The SEC obtained the final judgments against Caroline Ellison, the former CEO of Alameda Research; Zixiao (Gary) Wang, the former chief technology officer of FTX Trading; and Nishad Singh, the former co-lead engineer of FTX, the commission said in a Friday (Dec. 19) press release.
The final judgments are subject to court approval, according to the release.
They include a 10-year officer-and-director bar for Ellison, and eight-year officer-and-director bars for Wang and Singh, together with five-year conduct-based injunctions for Ellison, Wang and Singh, per the release.
The SEC’s complaints alleged that while Sam Bankman-Fried and FTX raised money from investors by claiming the company was a safe crypto asset trading platform and Alameda had no special privileges, Ellison, Wang and Singh knew that Alameda had been exempted from risk mitigation measures and had been provided with a virtually unlimited “line of credit” funded by FTX’s customers, according to the release.

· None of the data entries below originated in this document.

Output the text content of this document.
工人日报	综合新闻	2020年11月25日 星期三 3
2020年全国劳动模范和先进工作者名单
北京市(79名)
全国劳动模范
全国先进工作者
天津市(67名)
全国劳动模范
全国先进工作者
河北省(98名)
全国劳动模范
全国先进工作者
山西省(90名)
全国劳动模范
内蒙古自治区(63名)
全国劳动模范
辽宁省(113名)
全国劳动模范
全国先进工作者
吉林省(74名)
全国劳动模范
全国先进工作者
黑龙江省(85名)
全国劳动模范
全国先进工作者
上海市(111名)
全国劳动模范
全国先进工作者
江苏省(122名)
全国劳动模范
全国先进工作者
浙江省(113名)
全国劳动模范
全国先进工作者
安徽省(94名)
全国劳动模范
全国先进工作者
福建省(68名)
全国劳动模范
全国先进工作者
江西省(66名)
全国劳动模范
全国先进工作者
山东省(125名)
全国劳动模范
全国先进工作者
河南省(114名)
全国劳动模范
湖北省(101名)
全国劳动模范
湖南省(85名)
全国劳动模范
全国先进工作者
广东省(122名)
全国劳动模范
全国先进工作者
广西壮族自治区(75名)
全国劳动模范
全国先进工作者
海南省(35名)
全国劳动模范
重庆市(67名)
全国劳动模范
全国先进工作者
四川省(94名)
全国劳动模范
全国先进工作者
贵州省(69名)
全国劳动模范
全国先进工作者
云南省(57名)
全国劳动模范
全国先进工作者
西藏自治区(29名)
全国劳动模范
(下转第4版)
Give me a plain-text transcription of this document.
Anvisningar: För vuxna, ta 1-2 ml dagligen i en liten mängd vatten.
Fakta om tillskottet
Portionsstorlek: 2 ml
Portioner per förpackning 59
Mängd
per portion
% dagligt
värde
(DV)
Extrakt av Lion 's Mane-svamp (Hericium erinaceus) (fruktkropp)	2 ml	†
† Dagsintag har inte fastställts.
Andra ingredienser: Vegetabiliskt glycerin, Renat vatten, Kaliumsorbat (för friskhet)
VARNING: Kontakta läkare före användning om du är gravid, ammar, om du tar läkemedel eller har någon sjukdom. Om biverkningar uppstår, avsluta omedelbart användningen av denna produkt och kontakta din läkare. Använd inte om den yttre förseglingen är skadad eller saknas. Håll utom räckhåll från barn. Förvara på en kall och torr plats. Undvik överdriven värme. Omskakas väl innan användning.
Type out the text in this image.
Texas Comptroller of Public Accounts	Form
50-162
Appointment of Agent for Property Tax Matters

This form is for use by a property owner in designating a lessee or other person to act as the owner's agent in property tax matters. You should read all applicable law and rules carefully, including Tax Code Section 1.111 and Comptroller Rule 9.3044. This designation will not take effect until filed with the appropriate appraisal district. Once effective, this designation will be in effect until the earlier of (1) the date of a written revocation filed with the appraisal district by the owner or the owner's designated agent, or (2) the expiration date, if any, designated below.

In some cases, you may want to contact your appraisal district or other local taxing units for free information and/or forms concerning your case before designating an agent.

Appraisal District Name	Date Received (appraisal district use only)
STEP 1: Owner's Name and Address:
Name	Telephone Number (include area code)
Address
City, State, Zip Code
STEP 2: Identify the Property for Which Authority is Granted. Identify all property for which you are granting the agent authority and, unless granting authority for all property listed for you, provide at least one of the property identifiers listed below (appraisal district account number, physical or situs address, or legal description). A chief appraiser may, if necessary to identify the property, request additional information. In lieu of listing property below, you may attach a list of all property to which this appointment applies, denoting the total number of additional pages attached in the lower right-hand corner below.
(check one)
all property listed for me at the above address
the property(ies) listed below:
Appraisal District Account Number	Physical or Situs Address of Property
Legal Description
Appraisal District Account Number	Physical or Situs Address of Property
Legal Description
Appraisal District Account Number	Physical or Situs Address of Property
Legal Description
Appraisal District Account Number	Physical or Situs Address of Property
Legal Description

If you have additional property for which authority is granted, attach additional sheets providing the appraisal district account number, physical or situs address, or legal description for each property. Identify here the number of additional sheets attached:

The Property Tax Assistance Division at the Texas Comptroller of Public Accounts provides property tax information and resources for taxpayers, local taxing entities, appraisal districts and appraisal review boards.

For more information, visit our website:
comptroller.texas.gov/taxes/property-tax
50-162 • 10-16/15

“The complaints also alleged that Wang and Singh created FTX’s software code that allowed FTX customer funds to be diverted to Alameda, and that Ellison used misappropriated FTX customer funds for Alameda’s trading activities,” the release said. “According to the complaints, Bankman-Fried, with the knowledge of Ellison, Wang and Singh, directed hundreds of millions of dollars more in FTX customer funds to Alameda, where these funds were used for additional venture investments and ‘loans’ to Bankman-Fried and other FTX executives, including Wang and Singh.”
The three former executives also faced criminal charges after the collapse of FTX, as did Bankman-Fried.
CoinDesk reported Friday that Ellison was given a two-year prison sentence, though she was recently released early, while Wang and Singh avoided jail time.
Bankman-Fried was convicted of fraud in 2023 and sentenced the following year to a 25-year prison sentence. At his trial, prosecutors called what happened to FTX a “fraud of epic proportions,” while the defense countered that Bankman-Fried had made mistakes at the company but had never stolen customer funds.